Il y a longtemps que je n'ai pas senti mon coeur avec cette intensité. Un cristal que le frôlement le plus ténu fait chanter. Le moindre mouvement, la moindre irruption du dehors m'arracheraient un cri ou me briseraient en mille éclats. J 'ai le sentiment de changer lentement de nature chimique. Tout tinte en moi. Des espaces de résonance s'ouvrent, d'autres s'éboulent silencieusement sans que j'ose un geste. La matière qui me compose se transmue. Tout devient d'une indicible transparence.
Elle transfigure tout, la grâce des commencements ! Tout – aussi longtemps du moins que ni la volonté, ni les désirs, ni les espoirs n'y mêlent leurs eaux troubles - aussi longtemps que les amants sont eux-mêmes dans un état de saisissement total et ne tentent ni de toucher ni de retenir cette apparition miraculeuse dont ils sont à la fois témoins et objets
La libération, c'est cette qualité d'attention et d'amour
portée à nous-mêmes, aux autres, aux choses qui l'amènent.
Obstinée, aveugle à tout le reste j'ai traversé la passion.
Je comprends aujourd'hui qu'elle s'apparente à la sainteté ;
école du dénuement, renoncement à tout le reste.
J'ai eu tant de bonheur à être femme! Comment aurais-je douté du caractère divin de la métamorphose qui s'opérait en moi et autour de moi? L'amour transforma mon corps et mon âme. Tout devint d'une telle finesse, d'une telle qualité de résonance! N'étais-je pas, Dieu, ta harpe aux mains d'Abélard? J'appelle le féminin cette musique.

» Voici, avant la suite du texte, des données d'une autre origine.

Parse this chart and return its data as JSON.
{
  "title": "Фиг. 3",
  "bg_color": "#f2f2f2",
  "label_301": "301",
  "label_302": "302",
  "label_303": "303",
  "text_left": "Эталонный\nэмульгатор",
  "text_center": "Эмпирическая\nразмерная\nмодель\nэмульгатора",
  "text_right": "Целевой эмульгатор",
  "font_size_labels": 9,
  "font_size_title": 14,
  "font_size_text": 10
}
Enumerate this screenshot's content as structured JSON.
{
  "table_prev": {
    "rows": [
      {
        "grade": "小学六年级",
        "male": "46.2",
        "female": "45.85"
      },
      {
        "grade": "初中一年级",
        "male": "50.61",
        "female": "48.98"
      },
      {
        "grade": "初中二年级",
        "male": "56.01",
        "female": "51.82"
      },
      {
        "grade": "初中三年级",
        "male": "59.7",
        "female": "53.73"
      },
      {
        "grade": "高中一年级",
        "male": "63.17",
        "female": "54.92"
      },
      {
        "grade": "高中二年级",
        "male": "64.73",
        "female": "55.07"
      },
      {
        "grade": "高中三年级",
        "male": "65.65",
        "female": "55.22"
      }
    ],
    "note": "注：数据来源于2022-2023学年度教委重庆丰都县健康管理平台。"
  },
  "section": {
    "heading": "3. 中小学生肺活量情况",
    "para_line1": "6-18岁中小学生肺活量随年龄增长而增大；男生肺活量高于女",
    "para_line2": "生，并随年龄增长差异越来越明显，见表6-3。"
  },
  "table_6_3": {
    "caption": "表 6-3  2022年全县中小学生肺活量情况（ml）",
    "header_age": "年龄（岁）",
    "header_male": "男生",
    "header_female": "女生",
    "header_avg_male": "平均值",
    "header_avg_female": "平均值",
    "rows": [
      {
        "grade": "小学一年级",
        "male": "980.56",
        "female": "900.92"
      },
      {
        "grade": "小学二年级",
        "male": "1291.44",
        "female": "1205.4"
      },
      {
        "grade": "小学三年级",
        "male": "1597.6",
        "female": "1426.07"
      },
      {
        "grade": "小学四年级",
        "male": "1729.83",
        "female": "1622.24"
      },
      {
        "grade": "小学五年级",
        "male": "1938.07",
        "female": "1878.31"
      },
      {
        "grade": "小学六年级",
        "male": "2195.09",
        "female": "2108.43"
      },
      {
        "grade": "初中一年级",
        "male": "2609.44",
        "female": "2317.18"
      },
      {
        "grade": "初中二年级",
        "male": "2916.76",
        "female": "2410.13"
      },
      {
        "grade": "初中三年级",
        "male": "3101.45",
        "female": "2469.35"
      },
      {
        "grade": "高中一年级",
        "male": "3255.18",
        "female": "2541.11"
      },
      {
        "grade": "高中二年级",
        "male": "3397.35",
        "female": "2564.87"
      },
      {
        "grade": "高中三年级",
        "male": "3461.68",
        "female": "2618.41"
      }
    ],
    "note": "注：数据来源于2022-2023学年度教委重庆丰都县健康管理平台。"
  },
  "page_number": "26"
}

De même qu'on peut détourner les yeux du soleil, se bander les yeux devant lui mais non pas l'éteindre, on peut frapper l'amour d'opprobre mais non réduire sa force. Seuls le rituel d'attente et d'approche, le merveilleux cérémonial dont les cultures se parent et s'honorent à juste titre sont anéantis. Le monde, la société en sont assombris et l'homme réduit à l'état de brute. N'est-ce pas assez de destruction? Mais l'amour reste intact sous les gravats. Sans sa révélation, rien ne m'eût fait lever la tête ni prendre conscience de cette royauté qui est la mienne.
Lentement, ce qui avait été drame et choc devient le quotidien même, ce avec quoi on s'éveille, ce avec quoi on s'endort, ce avec quoi on traverse l'hiver, puis le printemps, puis l'été, puis l'automne, l'hiver encore...Et rien, rien qui n'apporte un apaisement, une conclusion, une culmination. Ce qu'on avait cru ne jamais pouvoir supporter un jour de plus -non, une heure de plus - non, que dis-je, une minute de plus - devient l'habituel, l'immuable. Lentement, l'état de choc se transforme en torpeur - les voix autour de moi ont abandonné ce ton qu'on prend pour les malades, ce ton hésitant, aux angles limés - pour prendre à nouveau un timbre sonore. Il n'y a que moi pour qui rien ne change, moi que chaque nouveau matin blesse, que chaque réveil transperce de sa lumière crue pour me rappeler que je suis morte - mais morte sans la miséricorde de la vraie mort.